Excerpt taken from CNNMoney.com 4/17/2007
With eye toward environment, longevity, roofing gets back to nature.
With American’s new found concern over global warming, and the age old desire to stretch the dollar as far as it can go, more and more buildings are going green, literally.
The number of buildings with green roofs - rooftops covered in hearty plants like sedum and prairie grass - grew 25 percent last year, according to the industry association Green Roofs for Healthy Cities.
Moreover, building with intensive green roofs, which generally have larger plants or grasses as opposed to the ground cover-like sedum or other succulents, increased by 110 percent.
The numbers are still small. Leslie Hoffman, executive director of the sustainable development organization Earth Pledge, said 300 roofs went green in the U.S. last year, the average of which was 5,000 square feet.
Easing the burden on the environment is partly driving this trend.
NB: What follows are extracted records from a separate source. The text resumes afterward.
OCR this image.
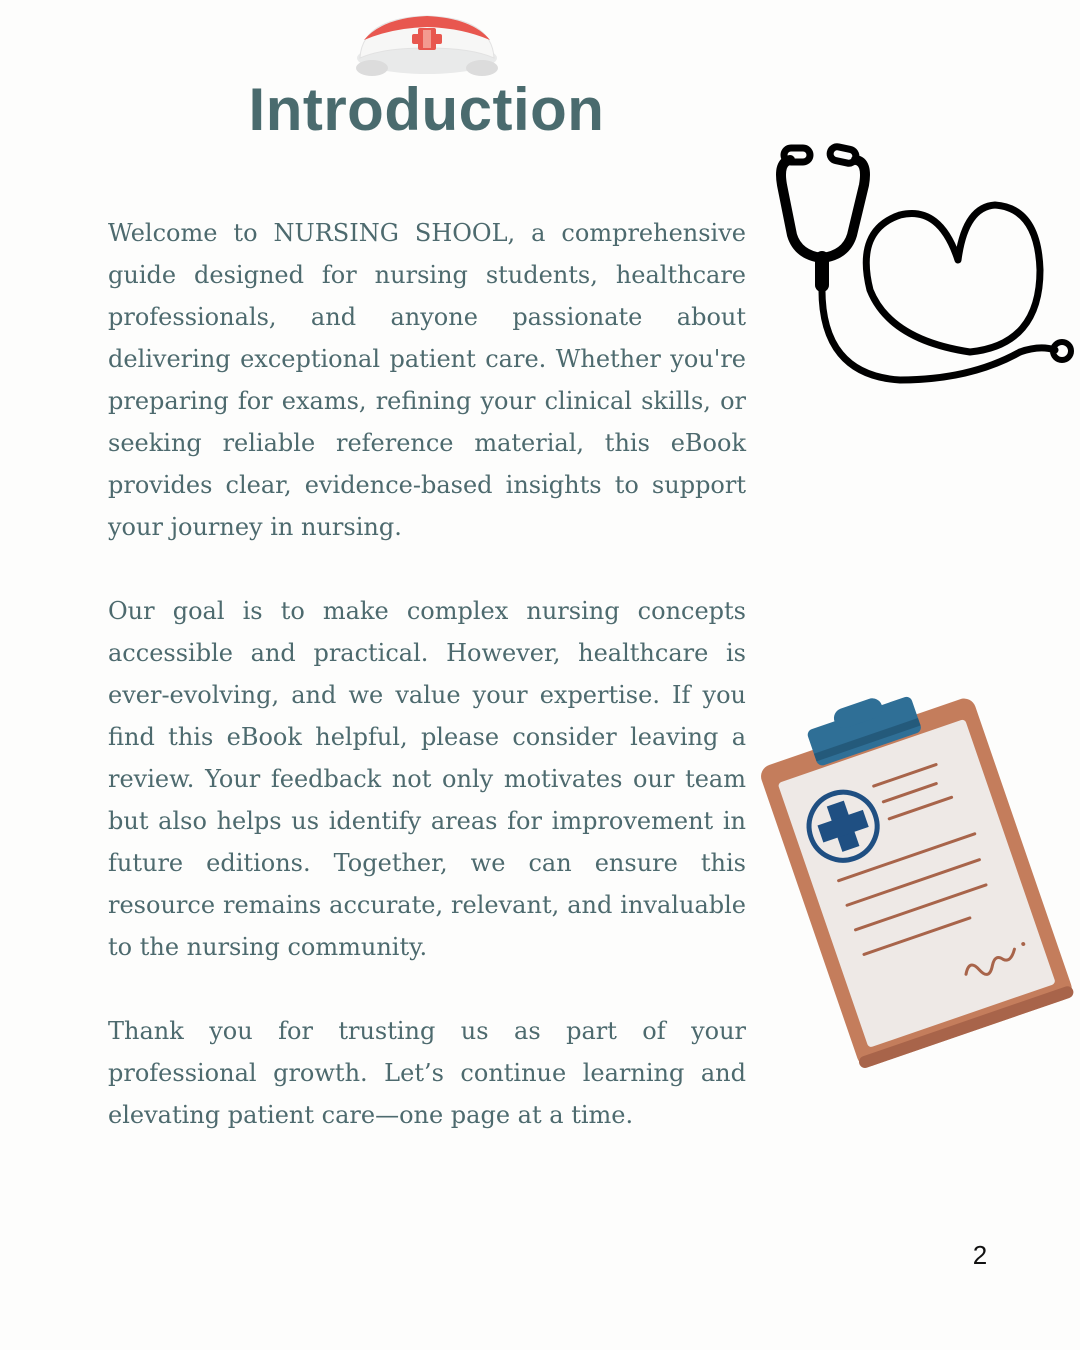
Introduction

Welcome to NURSING SHOOL, a comprehensive guide designed for nursing students, healthcare professionals, and anyone passionate about delivering exceptional patient care. Whether you're preparing for exams, refining your clinical skills, or seeking reliable reference material, this eBook provides clear, evidence-based insights to support your journey in nursing.

Our goal is to make complex nursing concepts accessible and practical. However, healthcare is ever-evolving, and we value your expertise. If you find this eBook helpful, please consider leaving a review. Your feedback not only motivates our team but also helps us identify areas for improvement in future editions. Together, we can ensure this resource remains accurate, relevant, and invaluable to the nursing community.

Thank you for trusting us as part of your professional growth. Let’s continue learning and elevating patient care—one page at a time.

2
Experts say a green roof can save up to 10 percent on a building’s energy costs, mostly by keeping it cool during the summer and reducing the burden on air conditioners.
Plant-covered roofs also help absorb carbon dioxide from the atmosphere, reduce the effect of rediant heating from cities, ease the burden on city storm water systems by drastically absorbing rain water runoff, and can boost the efficiency of solar panels by 15 percent.
Cost is a big barrier for many people.
Christian Werthmann, a Harvard landscape architecture professor, said a basic green roof, using just succulents and rocks, can cost as little as $6 a square foot and go up from there.
A big reason landlords decide to green up a rooftop is structural: protective plants and the material they grow in can more than double a roof’s lifetime, Werthmann said at a recent green roofs conference at the New York Botanical Garden.